While this direct, one-dimensional reasoning brings with it a seemingly humanistic goal (to show that we’re all the same, and all as important and unimportant as anyone else), it is horseshit to anyone who has lived in modern civilization. Our relationships to places, people, or things define us. In Tina’s case, digging only a bit deeper produces a narrative that spills out uncontrollably to a reader who tries to digest it, which says nothing about living it.

Tina Fontaine’s mother was an alcoholic. Her father was ill and later beaten to death. She was in child custody. She was an Aboriginal woman. Aboriginal women are 3-5 times more likely to experience violence than non-Aboriginal women, often from aboriginals. Two third of all aboriginal youth, 15 to 34, are likely to experience violent incidents. The spousal homicide rate is eight times higher for Aboriginal women than white women (38x more likely for men in some instances). Aboriginal people are more likely to face non-spousal violence.

These are just the explicit facts, facts that Harper is altogether denying through his rhetorical pigeonholing. Yet they do not completely describe Tina Fontaine’s life any more than Harper telling interviewers how many cats he has. In both cases, one is looking at that hairball instead of what caused it. What is relevant—beyond the facts, probabilities, and certainties—are the interconnected undertones that surround each why and how. One moment does not just lead to another. Instead, one moment leads to everything that happened and everything that didn’t.
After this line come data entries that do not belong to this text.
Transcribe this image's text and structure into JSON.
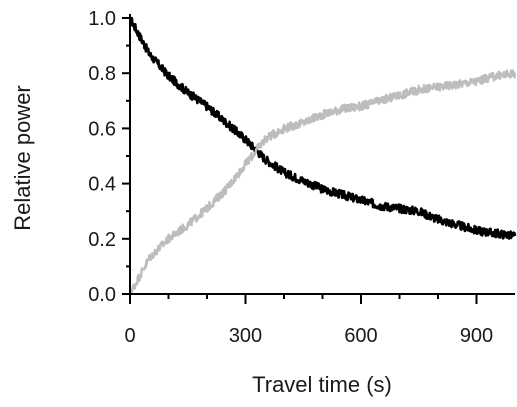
{
  "chart_data": {
    "type": "line",
    "title": "",
    "xlabel": "Travel time (s)",
    "ylabel": "Relative power",
    "xlim": [
      0,
      1000
    ],
    "ylim": [
      0,
      1.0
    ],
    "x_ticks": [
      0,
      300,
      600,
      900
    ],
    "x_tick_labels": [
      "0",
      "300",
      "600",
      "900"
    ],
    "x_minor_ticks": [
      100,
      200,
      400,
      500,
      700,
      800
    ],
    "y_ticks": [
      0,
      0.2,
      0.4,
      0.6,
      0.8,
      1.0
    ],
    "y_tick_labels": [
      "0.0",
      "0.2",
      "0.4",
      "0.6",
      "0.8",
      "1.0"
    ],
    "y_minor_ticks": [
      0.1,
      0.3,
      0.5,
      0.7,
      0.9
    ],
    "grid": false,
    "legend": "none",
    "series": [
      {
        "color": "#000000",
        "x": [
          0,
          50,
          100,
          150,
          200,
          250,
          300,
          350,
          400,
          450,
          500,
          550,
          600,
          650,
          700,
          750,
          800,
          850,
          900,
          950,
          1000
        ],
        "y": [
          1.0,
          0.87,
          0.79,
          0.73,
          0.68,
          0.62,
          0.56,
          0.49,
          0.44,
          0.41,
          0.38,
          0.36,
          0.34,
          0.32,
          0.31,
          0.3,
          0.27,
          0.25,
          0.23,
          0.22,
          0.21
        ]
      },
      {
        "color": "#bdbdbd",
        "x": [
          0,
          50,
          100,
          150,
          200,
          250,
          300,
          350,
          400,
          450,
          500,
          550,
          600,
          650,
          700,
          750,
          800,
          850,
          900,
          950,
          1000
        ],
        "y": [
          0.0,
          0.13,
          0.2,
          0.25,
          0.31,
          0.38,
          0.47,
          0.56,
          0.6,
          0.62,
          0.65,
          0.67,
          0.68,
          0.7,
          0.72,
          0.74,
          0.75,
          0.76,
          0.77,
          0.79,
          0.8
        ]
      }
    ]
  }
}
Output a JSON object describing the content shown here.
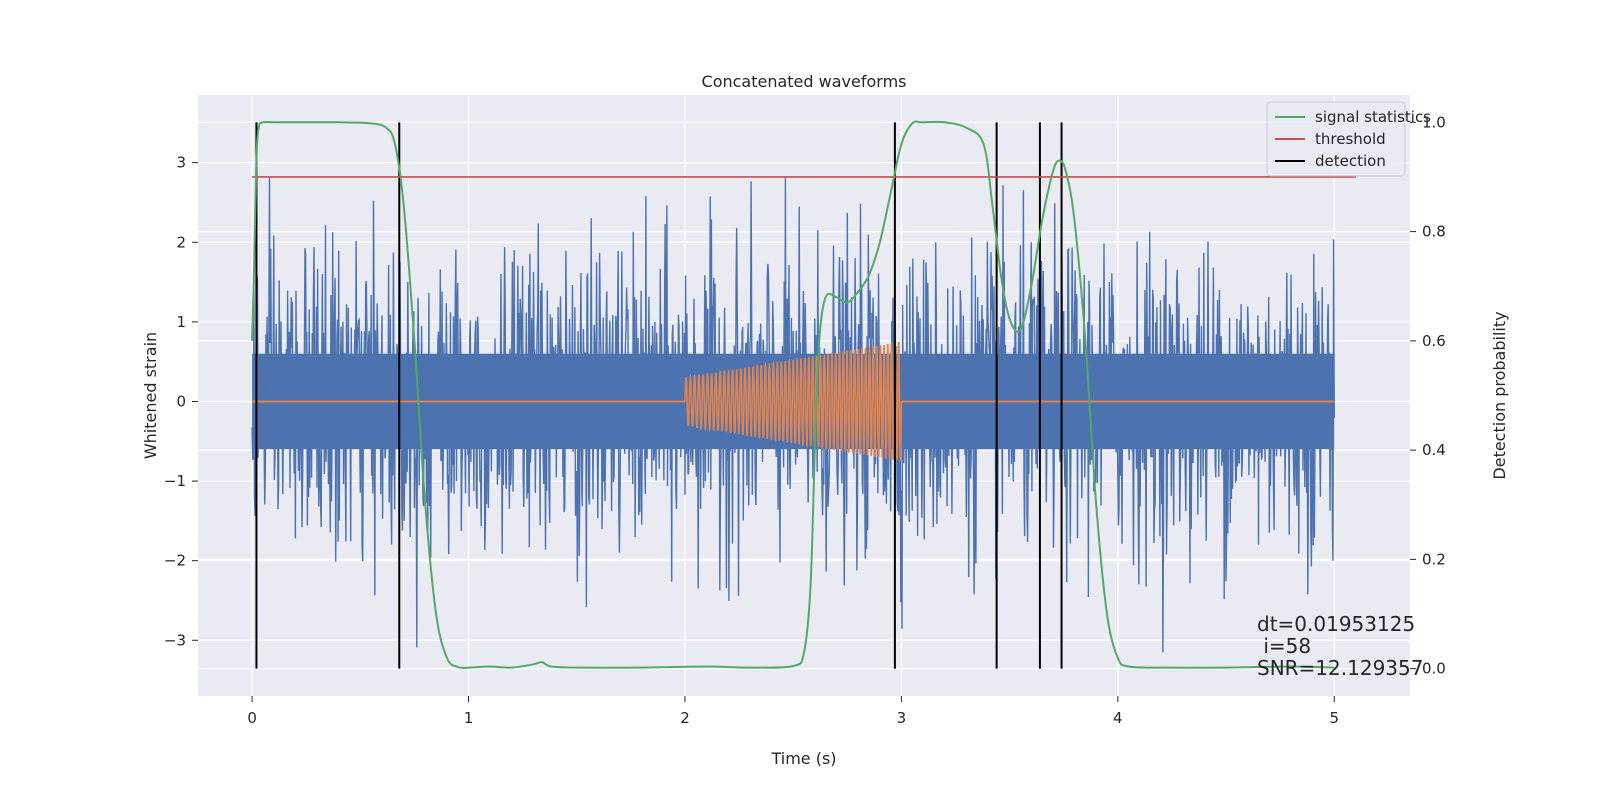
{
  "chart_data": {
    "type": "line",
    "title": "Concatenated waveforms",
    "xlabel": "Time (s)",
    "ylabel": "Whitened strain",
    "y2label": "Detection probability",
    "xlim": [
      -0.25,
      5.35
    ],
    "ylim": [
      -3.7,
      3.85
    ],
    "y2lim": [
      -0.05,
      1.05
    ],
    "x_ticks": [
      0,
      1,
      2,
      3,
      4,
      5
    ],
    "y_ticks": [
      -3,
      -2,
      -1,
      0,
      1,
      2,
      3
    ],
    "y2_ticks": [
      0.0,
      0.2,
      0.4,
      0.6,
      0.8,
      1.0
    ],
    "x_tick_labels": [
      "0",
      "1",
      "2",
      "3",
      "4",
      "5"
    ],
    "y_tick_labels": [
      "−3",
      "−2",
      "−1",
      "0",
      "1",
      "2",
      "3"
    ],
    "y2_tick_labels": [
      "0.0",
      "0.2",
      "0.4",
      "0.6",
      "0.8",
      "1.0"
    ],
    "grid": true,
    "legend_position": "top-right",
    "colors": {
      "background": "#eaeaf2",
      "grid": "#ffffff",
      "strain": "#4c72b0",
      "waveform": "#dd8452",
      "statistics": "#55a868",
      "threshold": "#c44e52",
      "detection": "#000000"
    },
    "series": [
      {
        "name": "",
        "axis": "left",
        "kind": "noise",
        "x_range": [
          0,
          5
        ],
        "dense_band": [
          -0.6,
          0.6
        ],
        "peak_min": -3.3,
        "peak_max": 3.55
      },
      {
        "name": "",
        "axis": "left",
        "kind": "chirp",
        "x_range": [
          2.0,
          3.0
        ],
        "amplitude_start": 0.3,
        "amplitude_end": 0.75,
        "baseline": 0
      },
      {
        "name": "signal statistics",
        "axis": "right",
        "x": [
          0,
          0.01,
          0.02,
          0.03,
          0.05,
          0.1,
          0.2,
          0.4,
          0.55,
          0.62,
          0.66,
          0.7,
          0.75,
          0.8,
          0.85,
          0.9,
          0.95,
          1.0,
          1.1,
          1.2,
          1.3,
          1.34,
          1.38,
          1.5,
          1.8,
          2.1,
          2.3,
          2.5,
          2.55,
          2.58,
          2.6,
          2.62,
          2.65,
          2.7,
          2.75,
          2.8,
          2.85,
          2.9,
          2.95,
          3.0,
          3.05,
          3.1,
          3.2,
          3.3,
          3.38,
          3.42,
          3.46,
          3.5,
          3.55,
          3.6,
          3.65,
          3.7,
          3.73,
          3.76,
          3.8,
          3.85,
          3.9,
          3.95,
          4.0,
          4.05,
          4.2,
          4.5,
          4.8,
          5.0
        ],
        "y": [
          0.6,
          0.75,
          0.93,
          0.99,
          1.0,
          1.0,
          1.0,
          1.0,
          0.998,
          0.99,
          0.96,
          0.85,
          0.6,
          0.3,
          0.1,
          0.02,
          0.003,
          0.002,
          0.004,
          0.002,
          0.008,
          0.012,
          0.004,
          0.002,
          0.002,
          0.004,
          0.002,
          0.005,
          0.03,
          0.15,
          0.4,
          0.6,
          0.68,
          0.68,
          0.67,
          0.69,
          0.72,
          0.78,
          0.87,
          0.96,
          0.998,
          1.0,
          1.0,
          0.99,
          0.96,
          0.85,
          0.72,
          0.64,
          0.62,
          0.7,
          0.82,
          0.91,
          0.93,
          0.91,
          0.82,
          0.6,
          0.3,
          0.1,
          0.02,
          0.004,
          0.002,
          0.002,
          0.004,
          0.002
        ]
      },
      {
        "name": "threshold",
        "axis": "right",
        "x": [
          0,
          5.1
        ],
        "y": [
          0.9,
          0.9
        ]
      },
      {
        "name": "detection",
        "axis": "right",
        "kind": "vlines",
        "x": [
          0.02,
          0.68,
          2.97,
          3.44,
          3.64,
          3.74
        ],
        "ymin": 0.0,
        "ymax": 1.0
      }
    ],
    "annotations": [
      "dt=0.01953125",
      " i=58",
      "SNR=12.129357"
    ]
  }
}
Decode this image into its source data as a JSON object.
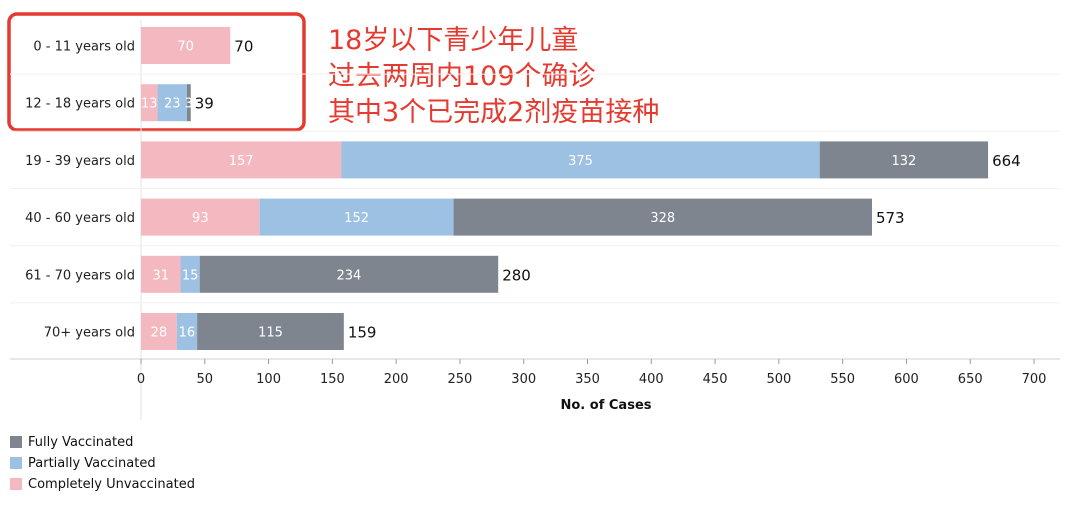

Tina Fontaine, her family, her friends, and an entire population suffered directly and indirectly because of the repression of Native culture. Colonial structures created a reality where there are dramatic poverty rates for many First Nations, where suicide is rampant, where substance abuse is commonplace, where prostitution is more common, where aboriginal men and women are less likely to achieve post-secondary education, and so on and so on and so on until we find ourselves in 1763. From there, we draw the line back to the present and find out that not much has changed between then and now.

Yet in Harper’s individualistic treatment of Tina Fontaine’s case, this sentiment is denied through the illusion of normality. Her death becomes a legislative process, an investigation, rather than a continual and undeniable oppression of a culture, a people, and, in the end, a fifteen-year-old girl.

By treating Tina Fontaine’s death as something unexceptional, by diminishing it to some random incident isolated from the general, Harper, whether knowingly or not, commits further subjugation. Worse yet, the marginalization, trivialization, and denial of Tina Fontaine’s background causes her to die a thousand new deaths, and—perhaps the punch line is worse still—it ensures that more deaths will come.